Background. Given the apparent high mortality associated with the novel swine-origin influenza A/H1N1 virus (S-OIV) in Mexico, we aimed to study the cytokine profiles induced by S-OIV and the effect of immunomodulators. Methods. We assayed cytokines and their messenger RNA (mRNA) levels in culture supernatants of human macrophages infected with H5N1, S-OIV California/04/2009 (S-OIV-CA), S-OIV Hong Kong/415742 (S-OIV-HK), or seasonal H1N1 with or without celecoxib and mesalazine.
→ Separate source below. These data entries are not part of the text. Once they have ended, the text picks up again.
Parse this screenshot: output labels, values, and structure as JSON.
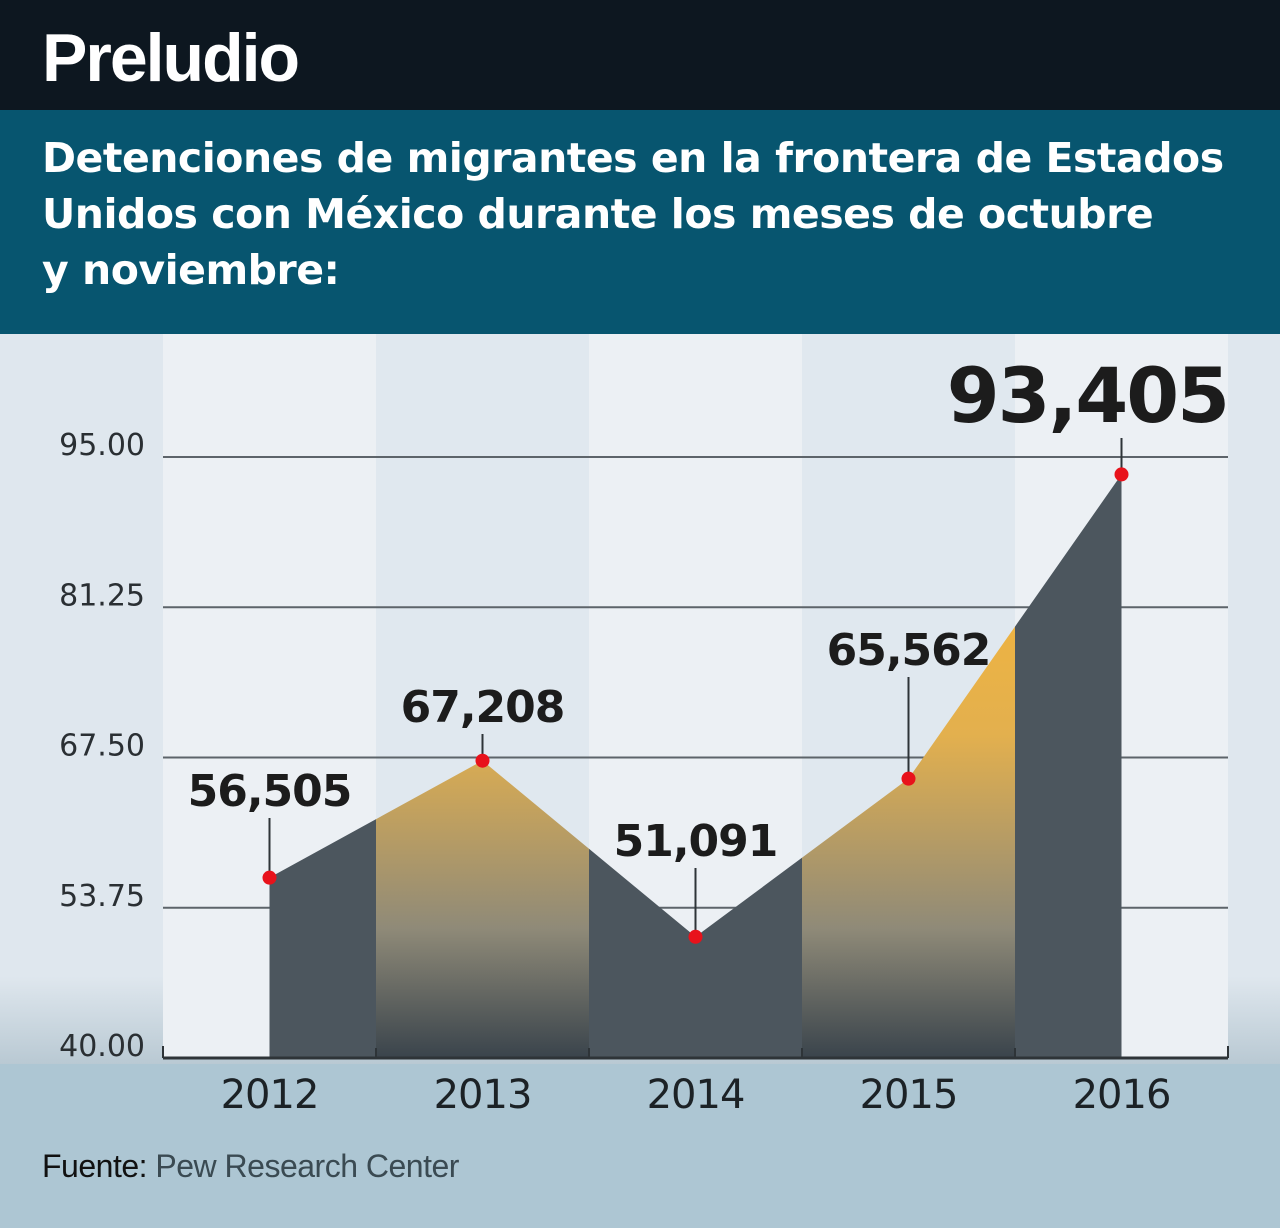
{
  "header": {
    "brand": "Preludio"
  },
  "subtitle_lines": [
    "Detenciones de migrantes en la frontera de Estados",
    "Unidos con México durante los meses de octubre",
    "y noviembre:"
  ],
  "source": {
    "label": "Fuente:",
    "value": "Pew Research Center"
  },
  "colors": {
    "header_bg": "#0d1720",
    "subhead_bg": "#07556f",
    "area_top": "#fbb733",
    "area_bottom": "#3f4a52",
    "marker": "#e8121b",
    "footer_bg": "#adc6d3"
  },
  "chart_data": {
    "type": "area",
    "title": "Detenciones de migrantes en la frontera de Estados Unidos con México durante los meses de octubre y noviembre:",
    "xlabel": "",
    "ylabel": "",
    "categories": [
      "2012",
      "2013",
      "2014",
      "2015",
      "2016"
    ],
    "series": [
      {
        "name": "Detenciones",
        "values": [
          56505,
          67208,
          51091,
          65562,
          93405
        ],
        "labels": [
          "56,505",
          "67,208",
          "51,091",
          "65,562",
          "93,405"
        ]
      }
    ],
    "yticks": [
      40.0,
      53.75,
      67.5,
      81.25,
      95.0
    ],
    "ytick_labels": [
      "40.00",
      "53.75",
      "67.50",
      "81.25",
      "95.00"
    ],
    "y_units": "thousands",
    "ylim": [
      40,
      95
    ],
    "grid": true,
    "legend": "none",
    "highlight_label_index": 4
  }
}
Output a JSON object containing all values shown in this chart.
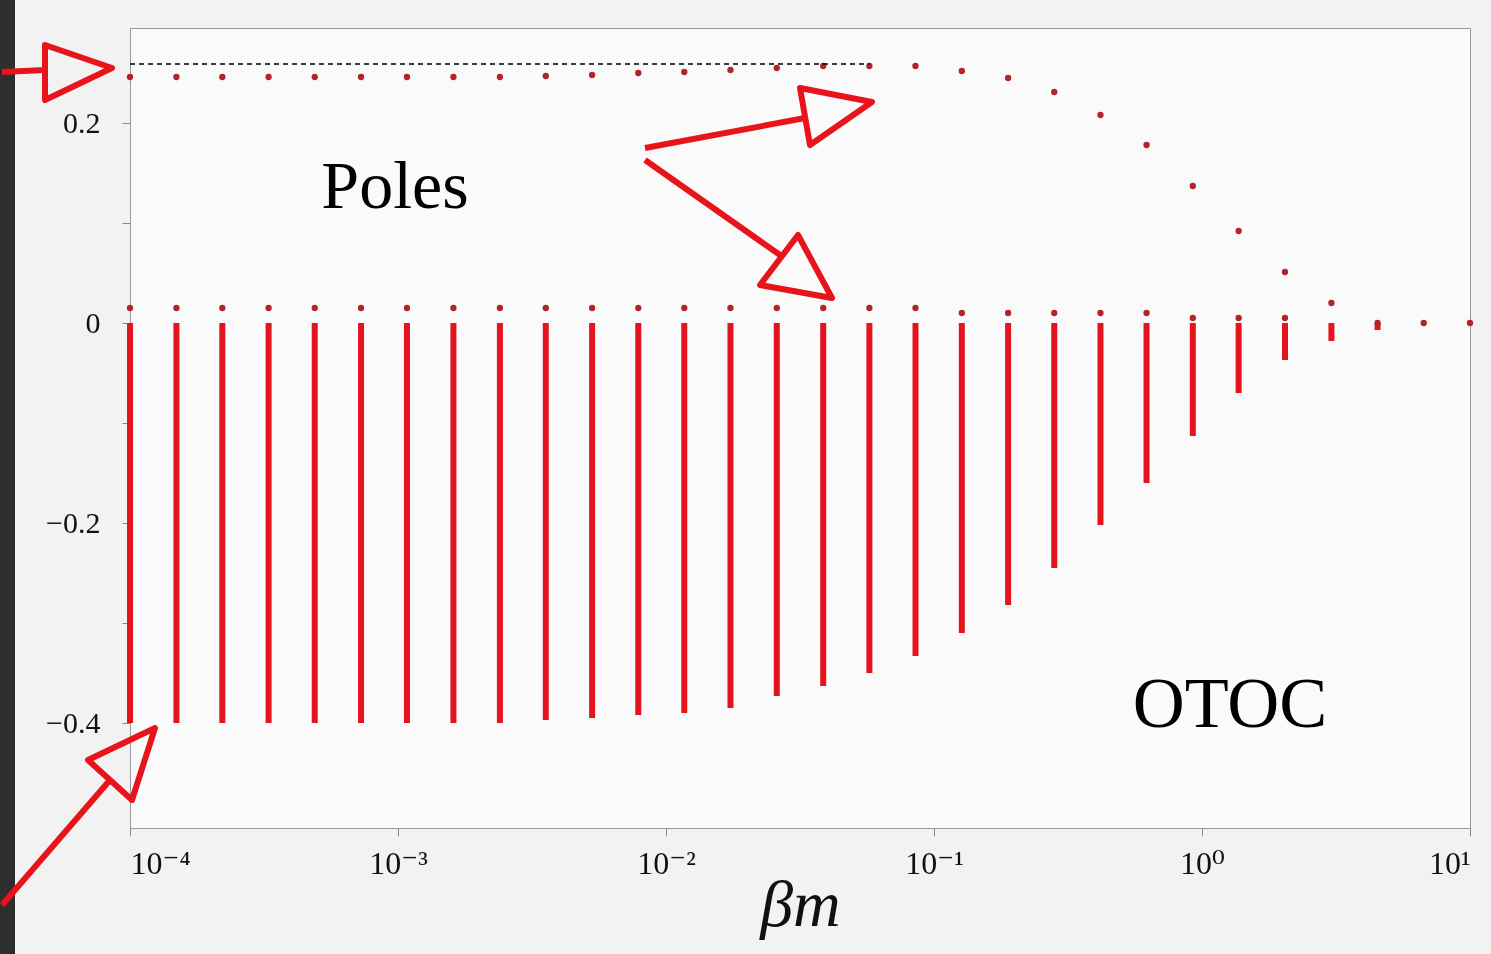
{
  "chart_data": {
    "type": "scatter",
    "xlabel": "βm",
    "log": "x",
    "x": [
      0.0001,
      0.000149,
      0.000221,
      0.000329,
      0.000489,
      0.000728,
      0.00108,
      0.00161,
      0.0024,
      0.00356,
      0.0053,
      0.00788,
      0.0117,
      0.0174,
      0.0259,
      0.0386,
      0.0574,
      0.0853,
      0.127,
      0.189,
      0.281,
      0.418,
      0.621,
      0.924,
      1.37,
      2.04,
      3.04,
      4.52,
      6.72,
      10
    ],
    "series": [
      {
        "type": "bar",
        "color": "#e3141b",
        "values": [
          -0.4,
          -0.4,
          -0.4,
          -0.4,
          -0.4,
          -0.4,
          -0.4,
          -0.4,
          -0.4,
          -0.397,
          -0.395,
          -0.392,
          -0.39,
          -0.385,
          -0.373,
          -0.363,
          -0.35,
          -0.333,
          -0.31,
          -0.282,
          -0.245,
          -0.202,
          -0.16,
          -0.113,
          -0.07,
          -0.037,
          -0.018,
          -0.007,
          null,
          null
        ]
      },
      {
        "color": "#b0242a",
        "values": [
          0.246,
          0.246,
          0.246,
          0.246,
          0.246,
          0.246,
          0.246,
          0.246,
          0.246,
          0.247,
          0.248,
          0.25,
          0.251,
          0.253,
          0.255,
          0.257,
          0.257,
          0.257,
          0.252,
          0.245,
          0.231,
          0.208,
          0.178,
          0.137,
          0.092,
          0.051,
          0.02,
          0,
          0,
          0
        ]
      },
      {
        "color": "#b0242a",
        "values": [
          0.015,
          0.015,
          0.015,
          0.015,
          0.015,
          0.015,
          0.015,
          0.015,
          0.015,
          0.015,
          0.015,
          0.015,
          0.015,
          0.015,
          0.015,
          0.015,
          0.015,
          0.015,
          0.01,
          0.01,
          0.01,
          0.01,
          0.01,
          0.005,
          0.005,
          0.005,
          null,
          null,
          null,
          null
        ]
      },
      {
        "type": "line",
        "color": "#000000",
        "line_style": "dashed",
        "x": [
          0.0001,
          0.0574
        ],
        "values": [
          0.259,
          0.259
        ]
      }
    ],
    "xlim": [
      0.0001,
      10
    ],
    "xticks": [
      {
        "value": 0.0001,
        "label": "10⁻⁴"
      },
      {
        "value": 0.001,
        "label": "10⁻³"
      },
      {
        "value": 0.01,
        "label": "10⁻²"
      },
      {
        "value": 0.1,
        "label": "10⁻¹"
      },
      {
        "value": 1,
        "label": "10⁰"
      },
      {
        "value": 10,
        "label": "10¹"
      }
    ],
    "ylim": [
      -0.505,
      0.295
    ],
    "yticks": [
      {
        "value": -0.4,
        "label": "−0.4"
      },
      {
        "value": -0.3,
        "label": null
      },
      {
        "value": -0.2,
        "label": "−0.2"
      },
      {
        "value": -0.1,
        "label": null
      },
      {
        "value": 0,
        "label": "0"
      },
      {
        "value": 0.1,
        "label": null
      },
      {
        "value": 0.2,
        "label": "0.2"
      }
    ],
    "grid": false,
    "annotations": [
      "Poles",
      "OTOC"
    ]
  }
}
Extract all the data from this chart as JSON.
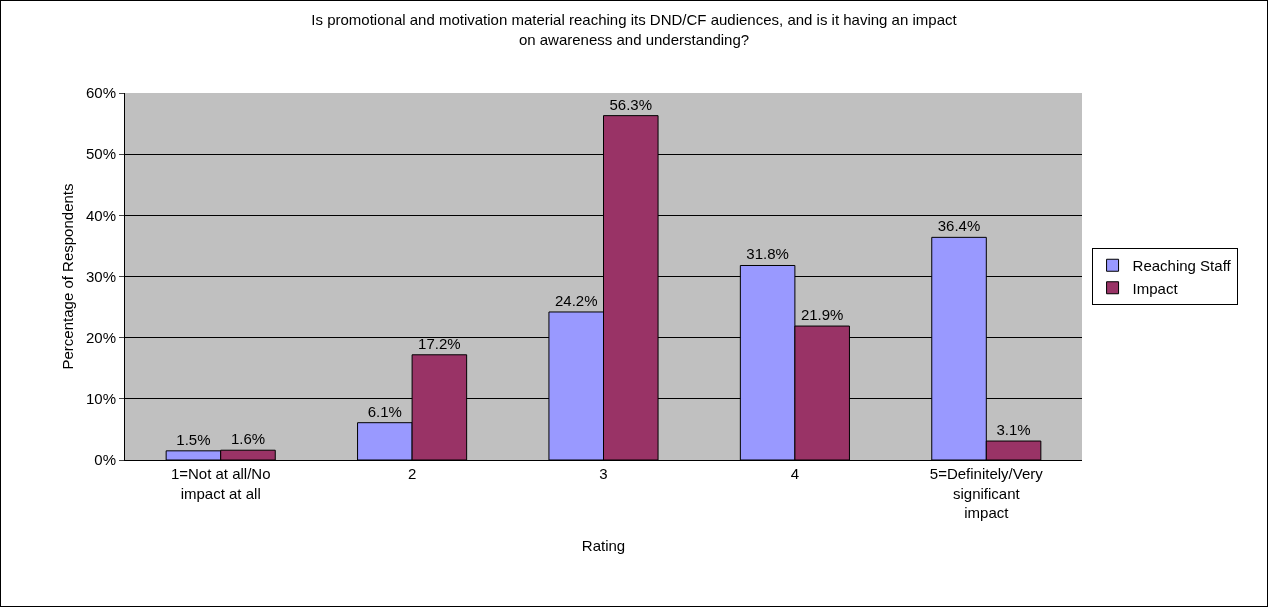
{
  "chart_data": {
    "type": "bar",
    "title": "Is promotional and motivation material reaching its DND/CF audiences, and is it having an impact on awareness and understanding?",
    "xlabel": "Rating",
    "ylabel": "Percentage of Respondents",
    "categories": [
      "1=Not at all/No impact at all",
      "2",
      "3",
      "4",
      "5=Definitely/Very significant impact"
    ],
    "series": [
      {
        "name": "Reaching Staff",
        "color": "#9999ff",
        "values": [
          1.5,
          6.1,
          24.2,
          31.8,
          36.4
        ],
        "value_labels": [
          "1.5%",
          "6.1%",
          "24.2%",
          "31.8%",
          "36.4%"
        ]
      },
      {
        "name": "Impact",
        "color": "#993366",
        "values": [
          1.6,
          17.2,
          56.3,
          21.9,
          3.1
        ],
        "value_labels": [
          "1.6%",
          "17.2%",
          "56.3%",
          "21.9%",
          "3.1%"
        ]
      }
    ],
    "ylim": [
      0,
      60
    ],
    "yticks": [
      {
        "value": 0,
        "label": "0%"
      },
      {
        "value": 10,
        "label": "10%"
      },
      {
        "value": 20,
        "label": "20%"
      },
      {
        "value": 30,
        "label": "30%"
      },
      {
        "value": 40,
        "label": "40%"
      },
      {
        "value": 50,
        "label": "50%"
      },
      {
        "value": 60,
        "label": "60%"
      }
    ],
    "grid": "y",
    "legend": "right"
  }
}
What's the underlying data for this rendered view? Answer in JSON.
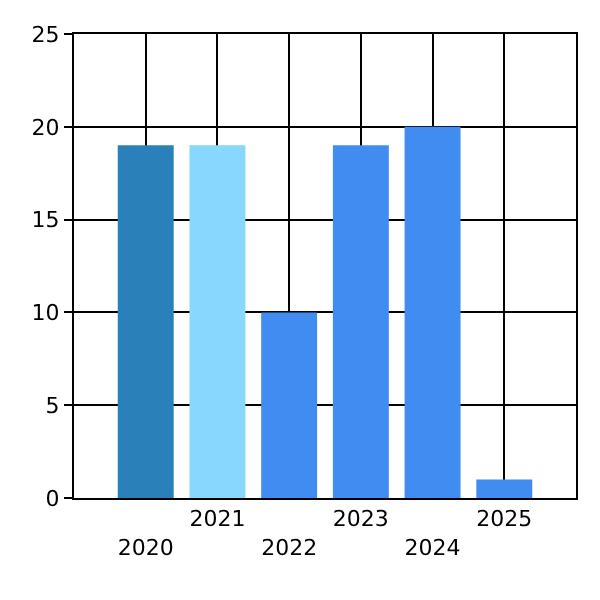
{
  "chart_data": {
    "type": "bar",
    "categories": [
      "2020",
      "2021",
      "2022",
      "2023",
      "2024",
      "2025"
    ],
    "values": [
      19,
      19,
      10,
      19,
      20,
      1
    ],
    "colors": [
      "#2a80b9",
      "#87d7ff",
      "#418cf0",
      "#418cf0",
      "#418cf0",
      "#418cf0"
    ],
    "ylim": [
      0,
      25
    ],
    "yticks": [
      0,
      5,
      10,
      15,
      20,
      25
    ],
    "grid": true
  }
}
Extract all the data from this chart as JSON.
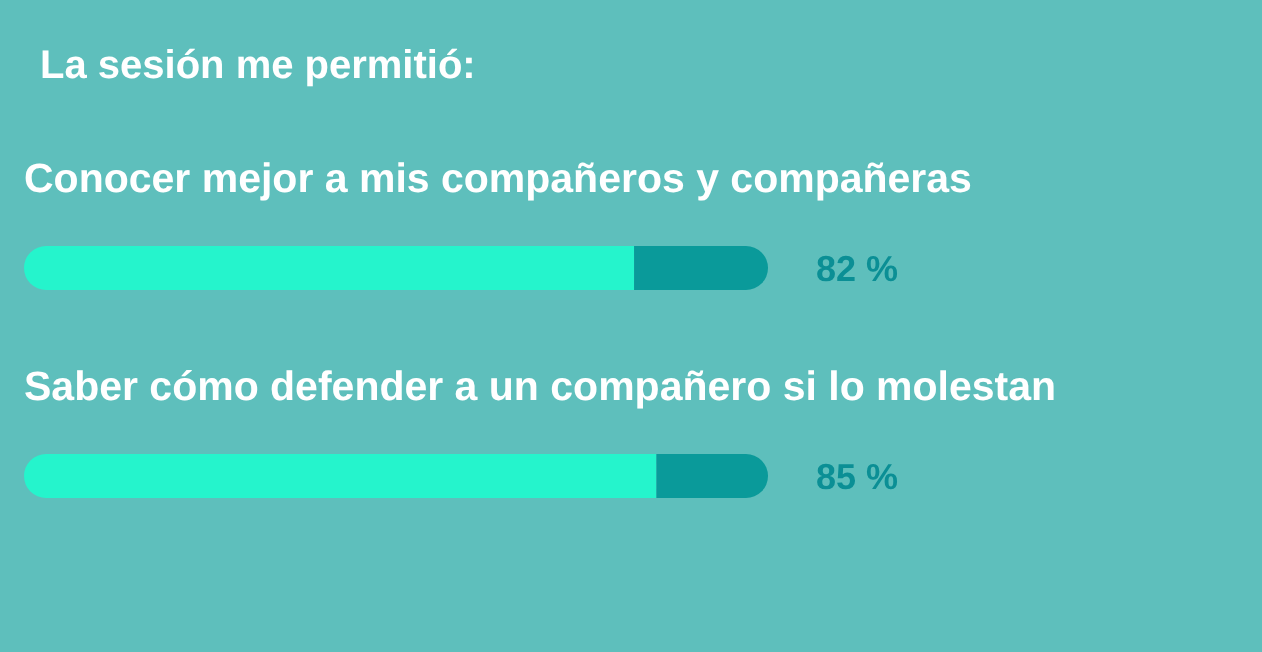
{
  "chart_data": {
    "type": "bar",
    "orientation": "horizontal",
    "stacked": true,
    "title": "La sesión me permitió:",
    "categories": [
      "Conocer mejor a mis compañeros y compañeras",
      "Saber cómo defender a un compañero si lo molestan"
    ],
    "series": [
      {
        "color": "#25f4cc",
        "values": [
          82,
          85
        ],
        "value_labels": [
          "82 %",
          "85 %"
        ]
      },
      {
        "color": "#0a9a9a",
        "values": [
          18,
          15
        ]
      }
    ],
    "xlim": [
      0,
      100
    ],
    "grid": false,
    "legend": false,
    "tick_labels": "y"
  }
}
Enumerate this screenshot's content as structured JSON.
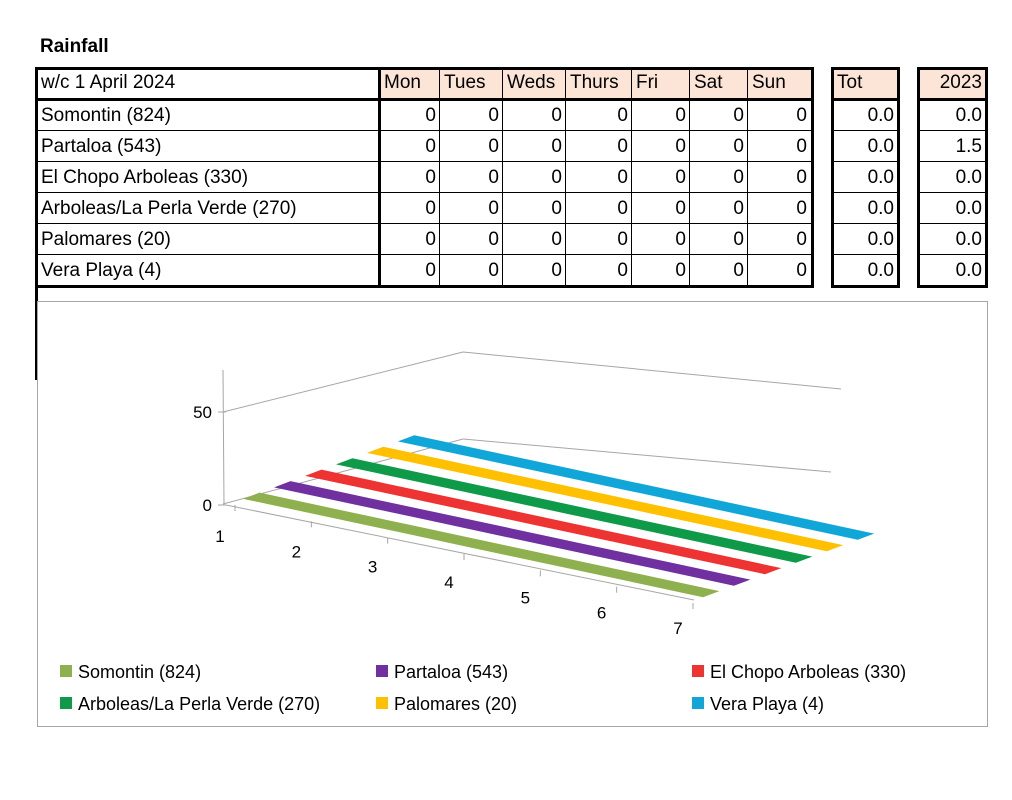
{
  "title": "Rainfall",
  "table": {
    "week_label": "w/c  1 April 2024",
    "day_headers": [
      "Mon",
      "Tues",
      "Weds",
      "Thurs",
      "Fri",
      "Sat",
      "Sun"
    ],
    "total_header": "Tot",
    "prev_year_header": "2023",
    "rows": [
      {
        "name": "Somontin (824)",
        "days": [
          "0",
          "0",
          "0",
          "0",
          "0",
          "0",
          "0"
        ],
        "total": "0.0",
        "prev": "0.0"
      },
      {
        "name": "Partaloa (543)",
        "days": [
          "0",
          "0",
          "0",
          "0",
          "0",
          "0",
          "0"
        ],
        "total": "0.0",
        "prev": "1.5"
      },
      {
        "name": "El Chopo Arboleas (330)",
        "days": [
          "0",
          "0",
          "0",
          "0",
          "0",
          "0",
          "0"
        ],
        "total": "0.0",
        "prev": "0.0"
      },
      {
        "name": "Arboleas/La Perla Verde (270)",
        "days": [
          "0",
          "0",
          "0",
          "0",
          "0",
          "0",
          "0"
        ],
        "total": "0.0",
        "prev": "0.0"
      },
      {
        "name": "Palomares (20)",
        "days": [
          "0",
          "0",
          "0",
          "0",
          "0",
          "0",
          "0"
        ],
        "total": "0.0",
        "prev": "0.0"
      },
      {
        "name": "Vera Playa (4)",
        "days": [
          "0",
          "0",
          "0",
          "0",
          "0",
          "0",
          "0"
        ],
        "total": "0.0",
        "prev": "0.0"
      }
    ]
  },
  "chart_data": {
    "type": "area",
    "three_d": true,
    "x": [
      1,
      2,
      3,
      4,
      5,
      6,
      7
    ],
    "y_ticks": [
      0,
      50
    ],
    "ylim": [
      0,
      50
    ],
    "legend_position": "bottom",
    "series": [
      {
        "name": "Somontin (824)",
        "color": "#8fb04f",
        "values": [
          0,
          0,
          0,
          0,
          0,
          0,
          0
        ]
      },
      {
        "name": "Partaloa (543)",
        "color": "#7030a0",
        "values": [
          0,
          0,
          0,
          0,
          0,
          0,
          0
        ]
      },
      {
        "name": "El Chopo Arboleas (330)",
        "color": "#ee3333",
        "values": [
          0,
          0,
          0,
          0,
          0,
          0,
          0
        ]
      },
      {
        "name": "Arboleas/La Perla Verde (270)",
        "color": "#0e9a48",
        "values": [
          0,
          0,
          0,
          0,
          0,
          0,
          0
        ]
      },
      {
        "name": "Palomares (20)",
        "color": "#ffc000",
        "values": [
          0,
          0,
          0,
          0,
          0,
          0,
          0
        ]
      },
      {
        "name": "Vera Playa (4)",
        "color": "#11a6d8",
        "values": [
          0,
          0,
          0,
          0,
          0,
          0,
          0
        ]
      }
    ]
  }
}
Results. Among the 12 cytokines showing detectable levels, levels of 8 proinflammatory cytokines (interleukin [IL] 2R, IL-6, interferon [IFN] alpha, macrophage inflammatory protein [MIP] alpha, MIP-1 beta, IFN-induced protein 10, regulated on activation, normal T cell expressed and secreted [RANTES], and monocyte chemotactic protein [MCP] 1) were higher in cells infected by H5N1 but similar among cells infected with H1N1, S-OIV-CA, or S-OIV-HK. The levels of the other 4 cytokines were similar for H5N1, H1N1, S-OIV-CA and S-OIV-HK. Among the 8 cytokines induced by H5N1, 6 were suppressed by celecoxib and mesalazine. The mRNA levels of tumor necrosis factor a, IFN-gamma, IL-6, and MCP-1 induced by H5N1 were higher than the levels of other cytokines at 12 and/or 24 h. Conclusions. No major cytokine storm, as seen in H5N1 infection, is associated with S-OIV infection of cell lines. The mainstay of treatment for uncomplicated S-OIV infections should be antiviral agents without immunomodulators. For individual S-OIV-infected patients with severe primary viral pneumonia, severe sepsis, and multiorgan failure, immunomodulators may be considered as an adjunctive therapy in clinical trials.